脱ぎかけの布地が肌を滑るたび、柊の喉がごくりと鳴る。

「……ちゃんと、見ててくださいね?
 目、逸らしたらダメですよ」

笑みを浮かべながら
颯はシャツを床に落とす。
細身の身体に浮かぶ呼吸の起伏。
その指先は滑るように肌をなぞる。
露わになった胸元を隠そうともせず
堂々とした所作で、柊の目を試すように動く。

そして――黒のスラックスに手をかけると
わざとゆっくりとベルトを外した。

「ねえ、先輩」

カチ、と金具の音が鳴る。
柊の視線が自然と吸い寄せられる。

「さっきまで、あんなに夢中に
 なってたじゃないですか。
 舐めて、擦り寄って、甘えて……」

スラックスが滑り落ち
ボクサーの上から
膨らんだそれがあらわになる。

「可愛いワンコ見てたら……
 僕の“ここ”、こんなになっちゃってて」

そう言って、颯はパンツ越しに
自身を指先でなぞった。

「ねえ、どうしてくれるんですか?
 先輩のせいですよ……?」

吐息混じりの声が、あまりにも甘く
あまりにも意地悪に降り注ぐ。

「責任、とってもらわなきゃ――ね?」

そう言いながら
颯は膝をついて柊の顔の
すぐ前へと身を寄せる。
汗と体温が混ざった匂いが
ほんのりと鼻先に漂った。

柊は目を見開いたまま動けずにいた。
羞恥と戸惑い、そしてなにより――
理屈では否定できないほどの
熱が、身体を包んでいた。



柊は、動けなかった。

目の前で膨らみを見せるそれに
視線を奪われたまま、喉が乾くのを感じる。
だが――忘れられない記憶が、脳裏に滲んでくる。

ふと、過去の光景が甦る。
逃れられないほど
追い詰められた、あの夜のこと。

怯えにも似た緊張の中で
それを咥えた自分。
唇に残った熱と、舌に伝わる塩気と
頬に這う颯の指先。

(……全部、覚えてる)

「……覚えてますよね? 先輩」

颯の声が、ふっと低くなる。

「僕の“ここ”、ちゃんと口に入れたの。
 ……最後まで...飲み干した事...」

柊の目が揺れた。
その様子に、颯の唇が綻ぶ。

「そのときの顔……すっごく可愛かった。
 思い出して、こうしてるだけで……
 また、したくなっちゃうくらい」

指先が、柊の頬に触れる。
震える肌をなぞるように
耳元まで撫でて――

「今度は、“ご褒美”として。

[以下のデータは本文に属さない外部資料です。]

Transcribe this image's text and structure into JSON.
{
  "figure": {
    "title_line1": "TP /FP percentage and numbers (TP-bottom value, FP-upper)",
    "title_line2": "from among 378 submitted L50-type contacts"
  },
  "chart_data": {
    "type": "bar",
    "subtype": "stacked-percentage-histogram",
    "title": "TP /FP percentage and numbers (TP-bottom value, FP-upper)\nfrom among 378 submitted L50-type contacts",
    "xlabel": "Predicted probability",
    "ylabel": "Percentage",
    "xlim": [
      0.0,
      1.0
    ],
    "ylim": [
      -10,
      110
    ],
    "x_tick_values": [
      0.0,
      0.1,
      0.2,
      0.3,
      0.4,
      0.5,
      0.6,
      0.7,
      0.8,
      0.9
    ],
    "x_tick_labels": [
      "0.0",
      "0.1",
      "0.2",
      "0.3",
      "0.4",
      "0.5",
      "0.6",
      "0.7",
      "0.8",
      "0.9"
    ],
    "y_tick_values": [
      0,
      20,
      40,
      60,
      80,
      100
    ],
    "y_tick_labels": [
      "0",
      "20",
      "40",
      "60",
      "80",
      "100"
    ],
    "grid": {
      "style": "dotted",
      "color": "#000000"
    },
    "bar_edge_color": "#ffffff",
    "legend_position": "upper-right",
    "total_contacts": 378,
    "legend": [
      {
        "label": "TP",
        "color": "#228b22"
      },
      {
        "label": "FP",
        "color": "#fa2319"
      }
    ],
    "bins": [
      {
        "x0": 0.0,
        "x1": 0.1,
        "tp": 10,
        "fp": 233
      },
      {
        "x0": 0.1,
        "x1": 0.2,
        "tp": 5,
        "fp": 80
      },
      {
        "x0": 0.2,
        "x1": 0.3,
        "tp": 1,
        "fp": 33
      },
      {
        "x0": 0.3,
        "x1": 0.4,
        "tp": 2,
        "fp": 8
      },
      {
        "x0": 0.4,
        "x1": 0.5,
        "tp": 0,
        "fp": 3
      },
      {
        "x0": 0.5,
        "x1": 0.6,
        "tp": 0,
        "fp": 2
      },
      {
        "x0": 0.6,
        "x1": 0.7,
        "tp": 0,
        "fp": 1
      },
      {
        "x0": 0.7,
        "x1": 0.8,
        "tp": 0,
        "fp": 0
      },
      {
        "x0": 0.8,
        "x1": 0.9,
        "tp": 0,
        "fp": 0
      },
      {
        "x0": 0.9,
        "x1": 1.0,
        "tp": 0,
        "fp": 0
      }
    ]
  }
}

……ね?」

そう囁く声音は
まるで恋人のように甘く、
でもどこまでも支配的で逃げ場がない。

「……自分から、欲しいって
 言ってくれたら嬉しいなあ」

柊の唇が震える。
否定したいのに身体が熱に浮かされて
拒絶の言葉が出てこない。

鼻先にはまだ、匂いが残っている。
あの日、自分が咥えたときと同じ――
熱と匂いと、羞恥がすべてを包んでいた。